Essa independência e o
enfrentar dos poderes instituídos originaram-lhe alguns problemas como por
exemplo o retirar do financiamento d'O António Maria como represália pela
crítica ao partido do seu financiador. Também no Brasil, onde viveu três anos,
arranjou problemas, onde chegou mesmo a receber um cheque em branco para se
calar com a história de um ministro conservador metido com contrabandistas.
Quando percebe que a sua vida começa a correr perigo, volta a Portugal, não sem
antes deixar uma mensagem.
O DESENHADOR – Bordalo
Pinheiro, que começou a fazer caricatura por brincadeira, deixou um legado
iconográfico verdadeiramente notável,tendo produzido dezenas de litografias e
composto inúmeros desenhos para almanaques, anúncios e revistas nacionais e estrangeiras
como El Mundo Comico (1873-74), Ilustrated London News, Ilustracion Española y
Americana (1873), L'Univers Illustré e El Bazar.

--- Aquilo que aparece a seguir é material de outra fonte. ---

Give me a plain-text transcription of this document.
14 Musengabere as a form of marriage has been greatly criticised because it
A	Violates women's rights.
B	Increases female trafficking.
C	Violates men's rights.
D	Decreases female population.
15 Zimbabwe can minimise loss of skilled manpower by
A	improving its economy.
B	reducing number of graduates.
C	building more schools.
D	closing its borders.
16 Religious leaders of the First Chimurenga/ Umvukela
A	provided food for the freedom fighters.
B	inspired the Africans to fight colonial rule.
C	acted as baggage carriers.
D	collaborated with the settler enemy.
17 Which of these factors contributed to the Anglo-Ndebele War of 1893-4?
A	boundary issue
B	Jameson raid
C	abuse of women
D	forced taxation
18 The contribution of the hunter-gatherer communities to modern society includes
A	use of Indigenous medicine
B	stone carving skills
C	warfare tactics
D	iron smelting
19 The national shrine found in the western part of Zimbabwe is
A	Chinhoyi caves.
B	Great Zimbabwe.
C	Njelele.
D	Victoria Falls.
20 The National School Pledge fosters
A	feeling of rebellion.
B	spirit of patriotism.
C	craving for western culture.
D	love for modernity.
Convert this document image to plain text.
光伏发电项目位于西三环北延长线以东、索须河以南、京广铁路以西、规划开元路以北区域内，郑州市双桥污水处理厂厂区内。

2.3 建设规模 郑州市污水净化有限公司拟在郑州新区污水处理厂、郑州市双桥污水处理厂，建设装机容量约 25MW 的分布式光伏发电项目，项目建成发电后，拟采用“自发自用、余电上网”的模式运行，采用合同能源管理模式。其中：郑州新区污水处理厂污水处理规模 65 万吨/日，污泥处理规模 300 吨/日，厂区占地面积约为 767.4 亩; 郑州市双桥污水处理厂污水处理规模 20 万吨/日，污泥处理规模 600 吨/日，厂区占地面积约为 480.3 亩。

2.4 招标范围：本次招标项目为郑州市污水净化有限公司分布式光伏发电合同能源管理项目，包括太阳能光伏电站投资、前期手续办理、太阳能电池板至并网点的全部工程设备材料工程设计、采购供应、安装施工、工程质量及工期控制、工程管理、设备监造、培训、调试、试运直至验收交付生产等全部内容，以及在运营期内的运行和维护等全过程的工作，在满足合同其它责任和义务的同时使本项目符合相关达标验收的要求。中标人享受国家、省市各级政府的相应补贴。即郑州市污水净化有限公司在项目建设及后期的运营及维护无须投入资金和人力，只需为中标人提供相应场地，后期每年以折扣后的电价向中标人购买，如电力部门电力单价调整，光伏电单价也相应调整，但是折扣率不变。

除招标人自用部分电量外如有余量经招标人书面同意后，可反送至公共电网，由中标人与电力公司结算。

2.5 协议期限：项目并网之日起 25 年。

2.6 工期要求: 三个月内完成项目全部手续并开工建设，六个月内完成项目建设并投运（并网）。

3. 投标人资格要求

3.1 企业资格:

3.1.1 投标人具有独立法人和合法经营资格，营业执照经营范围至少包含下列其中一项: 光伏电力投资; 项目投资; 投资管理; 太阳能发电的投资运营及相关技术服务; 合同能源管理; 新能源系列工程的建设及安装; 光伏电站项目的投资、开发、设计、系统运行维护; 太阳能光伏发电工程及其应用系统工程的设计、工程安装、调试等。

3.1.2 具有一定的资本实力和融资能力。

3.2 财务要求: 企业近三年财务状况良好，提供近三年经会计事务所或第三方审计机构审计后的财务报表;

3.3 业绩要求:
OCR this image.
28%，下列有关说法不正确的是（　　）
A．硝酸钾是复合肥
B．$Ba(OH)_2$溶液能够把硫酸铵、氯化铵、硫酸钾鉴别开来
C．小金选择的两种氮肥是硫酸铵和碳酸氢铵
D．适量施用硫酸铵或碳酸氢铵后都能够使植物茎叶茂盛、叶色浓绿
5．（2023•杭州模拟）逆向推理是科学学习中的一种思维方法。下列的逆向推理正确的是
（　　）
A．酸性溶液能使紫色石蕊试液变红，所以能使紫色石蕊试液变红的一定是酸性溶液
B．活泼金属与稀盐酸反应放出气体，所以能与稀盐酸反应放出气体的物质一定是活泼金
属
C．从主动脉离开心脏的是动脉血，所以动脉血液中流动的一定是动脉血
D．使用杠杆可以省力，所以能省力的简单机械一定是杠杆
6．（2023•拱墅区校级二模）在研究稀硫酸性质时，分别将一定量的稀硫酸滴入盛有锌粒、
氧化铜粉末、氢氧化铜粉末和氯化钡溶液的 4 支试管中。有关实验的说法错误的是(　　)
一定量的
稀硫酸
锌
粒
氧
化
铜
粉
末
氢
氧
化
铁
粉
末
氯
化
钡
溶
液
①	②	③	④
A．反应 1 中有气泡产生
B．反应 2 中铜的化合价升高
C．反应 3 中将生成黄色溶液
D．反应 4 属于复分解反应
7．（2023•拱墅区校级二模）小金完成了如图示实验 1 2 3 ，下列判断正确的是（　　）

Dotado de um grande sentido de
humor mas também de uma crítica social bastante apurada e sempre em cima do
acontecimento, caricaturou todas as personalidades de relevo da política, da
Igreja e da cultura da sociedade portuguesa. Apesar da crítica demolidora de
muitos dos seus desenhos, as suas características pessoais e artísticas cedo
conquistaram a admiração e o respeito público que tiveram expressão notória num
grande jantar em sua homenagem realizado na sala do Teatro Nacional D. Maria
II, em 6 de Junho de 1903 que, de forma inédita, congregou à mesma mesa
praticamente todas as figuras que o artista tinha caricaturado.
São notáveis as suas
caricaturas da queda da monarquia.
O CERAMISTA – Encarregado de
chefiar o setor artístico da Fábrica de Faianças das Caldas da Rainha (1884), aí
encetou um grande processo de renovação da cerâmica caldense. Dedicou-se à
produção de peças de cerâmica que, nas suas mãos, rapidamente, adquiriram um
cunho original. Jarras, vasos, bilhas, jarrões, pratos e outras peças
demonstram um labor tão frenético e criativo quanto barroco e decorativista,
características, aliás, também presentes nos seus trabalhos gráficos.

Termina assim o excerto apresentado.